Segundo Paulo Gustavo Lacerda, médico nuclear da Clínica de Medicina Nuclear Villela Pedras e do Hospital Universitário Clementino Fraga Filho (UFRJ), envelhecer não significa “apagar” lembranças.
“A memória só fica mais preguiçosa”, explica. Nos lapsos típicos da idade, a informação costuma voltar espontaneamente, ou depois de uma dica, e a autonomia permanece intacta.
O alerta surge quando a dinâmica se transforma.

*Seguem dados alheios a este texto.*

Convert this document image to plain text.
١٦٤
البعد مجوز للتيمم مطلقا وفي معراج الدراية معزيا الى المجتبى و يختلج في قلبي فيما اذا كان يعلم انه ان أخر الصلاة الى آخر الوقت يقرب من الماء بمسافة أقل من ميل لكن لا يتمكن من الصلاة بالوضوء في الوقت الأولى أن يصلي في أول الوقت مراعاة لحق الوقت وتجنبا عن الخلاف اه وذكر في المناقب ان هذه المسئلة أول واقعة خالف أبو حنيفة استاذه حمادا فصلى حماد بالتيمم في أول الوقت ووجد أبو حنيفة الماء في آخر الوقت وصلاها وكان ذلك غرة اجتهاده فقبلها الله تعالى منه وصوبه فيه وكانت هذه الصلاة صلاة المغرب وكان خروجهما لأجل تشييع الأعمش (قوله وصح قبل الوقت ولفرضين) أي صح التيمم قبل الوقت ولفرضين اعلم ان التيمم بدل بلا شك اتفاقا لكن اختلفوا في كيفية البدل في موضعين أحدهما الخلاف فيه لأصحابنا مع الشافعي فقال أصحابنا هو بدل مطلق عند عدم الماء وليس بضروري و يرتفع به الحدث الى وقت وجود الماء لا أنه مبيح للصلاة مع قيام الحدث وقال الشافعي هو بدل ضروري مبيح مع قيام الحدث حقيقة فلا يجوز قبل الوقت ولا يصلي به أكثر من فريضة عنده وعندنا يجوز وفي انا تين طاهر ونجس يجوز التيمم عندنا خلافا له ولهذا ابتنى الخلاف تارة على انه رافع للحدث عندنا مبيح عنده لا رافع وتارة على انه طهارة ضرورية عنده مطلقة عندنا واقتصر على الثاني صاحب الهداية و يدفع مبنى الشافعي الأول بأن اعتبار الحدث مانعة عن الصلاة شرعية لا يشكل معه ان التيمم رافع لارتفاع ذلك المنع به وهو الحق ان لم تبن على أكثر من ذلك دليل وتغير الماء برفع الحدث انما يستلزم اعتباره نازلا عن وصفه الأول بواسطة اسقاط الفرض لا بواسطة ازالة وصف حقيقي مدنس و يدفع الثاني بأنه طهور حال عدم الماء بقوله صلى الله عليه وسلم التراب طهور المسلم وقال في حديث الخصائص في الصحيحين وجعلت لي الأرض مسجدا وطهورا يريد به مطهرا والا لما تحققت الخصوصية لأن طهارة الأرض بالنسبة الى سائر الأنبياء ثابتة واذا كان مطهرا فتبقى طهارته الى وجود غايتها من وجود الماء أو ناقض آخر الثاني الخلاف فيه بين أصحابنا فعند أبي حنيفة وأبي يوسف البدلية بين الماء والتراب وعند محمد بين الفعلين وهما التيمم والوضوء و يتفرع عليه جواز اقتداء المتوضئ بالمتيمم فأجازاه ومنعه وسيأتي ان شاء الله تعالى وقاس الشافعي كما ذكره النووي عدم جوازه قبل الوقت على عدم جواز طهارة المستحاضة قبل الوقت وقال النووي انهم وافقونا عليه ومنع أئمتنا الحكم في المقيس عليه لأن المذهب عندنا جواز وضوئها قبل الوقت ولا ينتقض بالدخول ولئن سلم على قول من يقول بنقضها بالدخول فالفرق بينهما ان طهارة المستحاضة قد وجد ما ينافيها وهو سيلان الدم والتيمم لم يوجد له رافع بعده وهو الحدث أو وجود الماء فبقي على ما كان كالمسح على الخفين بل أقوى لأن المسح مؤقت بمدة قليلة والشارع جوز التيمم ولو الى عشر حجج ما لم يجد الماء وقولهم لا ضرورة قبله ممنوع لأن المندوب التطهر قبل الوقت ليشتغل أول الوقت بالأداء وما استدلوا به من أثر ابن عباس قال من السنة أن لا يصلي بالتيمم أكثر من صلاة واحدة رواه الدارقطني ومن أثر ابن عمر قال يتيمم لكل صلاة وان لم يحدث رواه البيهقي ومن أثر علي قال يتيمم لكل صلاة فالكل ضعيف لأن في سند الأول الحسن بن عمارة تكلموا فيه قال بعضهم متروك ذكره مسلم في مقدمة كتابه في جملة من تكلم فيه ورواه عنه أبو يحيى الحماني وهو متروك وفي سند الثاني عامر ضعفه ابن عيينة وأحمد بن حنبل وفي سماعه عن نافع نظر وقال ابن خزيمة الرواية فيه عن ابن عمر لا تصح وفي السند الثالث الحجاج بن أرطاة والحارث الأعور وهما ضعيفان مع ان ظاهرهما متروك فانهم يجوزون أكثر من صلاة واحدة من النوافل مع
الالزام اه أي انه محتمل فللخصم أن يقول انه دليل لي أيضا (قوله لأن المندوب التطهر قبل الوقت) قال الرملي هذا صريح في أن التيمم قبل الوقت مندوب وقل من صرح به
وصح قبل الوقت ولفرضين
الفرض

Quando o erro deixa de ser só um lapso
Na prática, a mudança raramente acontece de forma brusca. O que as famílias observam, com o tempo, é uma certa repetição de histórias, perguntas que retornam várias vezes no mesmo dia, compromissos esquecidos mesmo em períodos tranquilos.
Em outras situações, uma receita antiga parece complexa demais, a organização da rotina começa a falhar ou o caminho para casa se torna confuso.
“Quando a memória recente começa a falhar de maneira progressiva, mesmo em ambientes calmos, isso já não é o envelhecimento esperado.”
O que marca essa virada não é o esquecimento em si, mas a incapacidade de recuperar a informação, mesmo com pistas, e a frequência crescente dos episódios.
Para quem acompanha pacientes no consultório, essa diferença aparece com clareza. Francine Mendonça, neurologista do Hospital Beneficência Portuguesa que conversou com o g1, destaca que os lapsos benignos oscilam ao longo do tempo, enquanto os patológicos seguem uma linha constante de piora.
“É comum a família atribuir tudo à idade ou ao cansaço, e isso atrasa muito a avaliação”, diz.